The Web Stack We Actually Use in 2025 (And Why We Chose It)
Every agency has an opinion on the right tech stack. Here's ours — what we use, what we've moved away from, and why the 'best' stack is usually the one your team can actually ship with.
We get asked about tech stack a lot. Usually by clients who've been burned by an agency that picked something exotic, disappeared after go-live, and left them with a codebase nobody in Australia knows how to maintain. So here's exactly what we use and why.
The short answer
For most web projects: Next.js on the frontend, TypeScript throughout, Postgres for the database, and wherever possible — Vercel for hosting. It's not the most exciting answer, but there's a reason half the web runs on this combination. The ecosystem is massive, the hiring pool is deep, and things mostly just work.
Why Next.js specifically
We've shipped projects in plain React, Remix, Astro, and SvelteKit. All have their place. But Next.js wins for most business applications because:
- The App Router handles server/client rendering decisions cleanly once you understand it
- Static generation and incremental revalidation give you excellent performance without managing a CDN yourself
- The Vercel integration means deploys are a git push
- The talent pool in Australia actually knows it
We'd reach for Astro for pure content sites. We'd reach for SvelteKit if performance was the obsession and the team was small. For most things: Next.js.
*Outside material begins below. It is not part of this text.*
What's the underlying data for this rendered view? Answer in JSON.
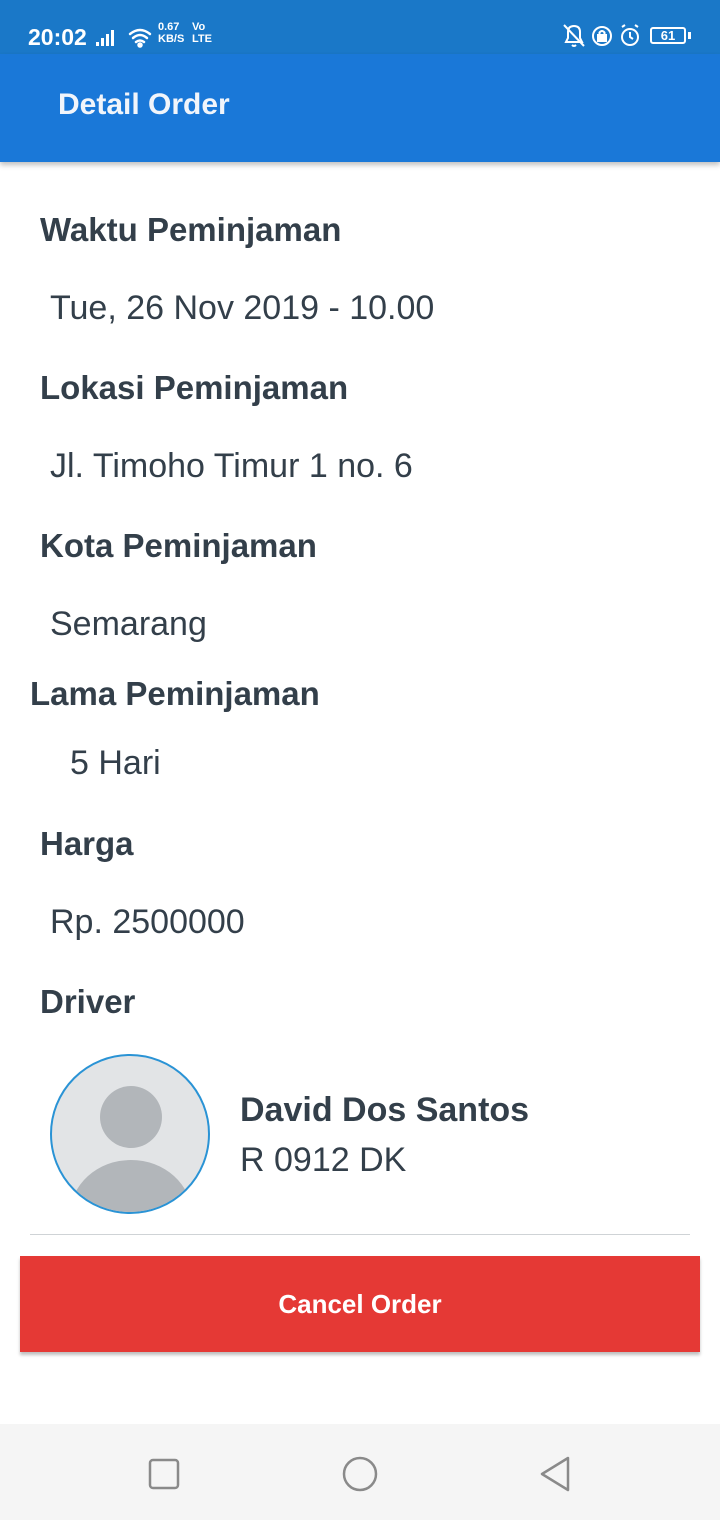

TypeScript is non-negotiable
We don't build in plain JavaScript anymore. The argument against TypeScript used to be that it slows you down. That was true five years ago. The tooling is good enough now that it's faster — you catch entire categories of bugs before they hit staging, and code completion means you spend less time reading documentation.
More importantly: it makes handover to a future team dramatically less painful. When we finish a project, the client isn't left with a maze of undocumented implicit types.
Where we've landed on databases
Postgres. Almost always Postgres. We use Supabase when we want managed Postgres with auth and real-time baked in, or PlanetScale when the scale justifies it. We've worked with MongoDB and the document model has its uses — mainly when the schema genuinely has no shape — but in practice most business data has shape, and you're better off admitting that upfront.
For caching, Redis. For full-text search on anything moderately complex, we'll stand up a small OpenSearch instance rather than reaching for workarounds inside Postgres. The temptation to keep everything in one database is understandable but it's usually worth resisting once search quality starts mattering.
What we've moved away from
We're less enthusiastic about a few things we used to reach for by default:
- **Microservices for small teams**: unless you have 10+ engineers, a monolith is usually more maintainable than a distributed system you have to debug across 8 services
- **GraphQL for internal APIs**: REST is fine. The query flexibility of GraphQL is genuinely useful for public APIs, less so for internal ones where you control both ends
- **Serverless-everything**: cold starts are real, vendor lock-in is real, and long-running processes don't fit the model. Containers have a place.
The honest answer on 'best' stack
The best stack for your project is the one your team can ship confidently, debug at 11pm when something breaks, and hand off to someone else in 12 months. Technology that makes you feel clever but creates a maintenance cliff is a liability, not an asset. We try to build boring software that works.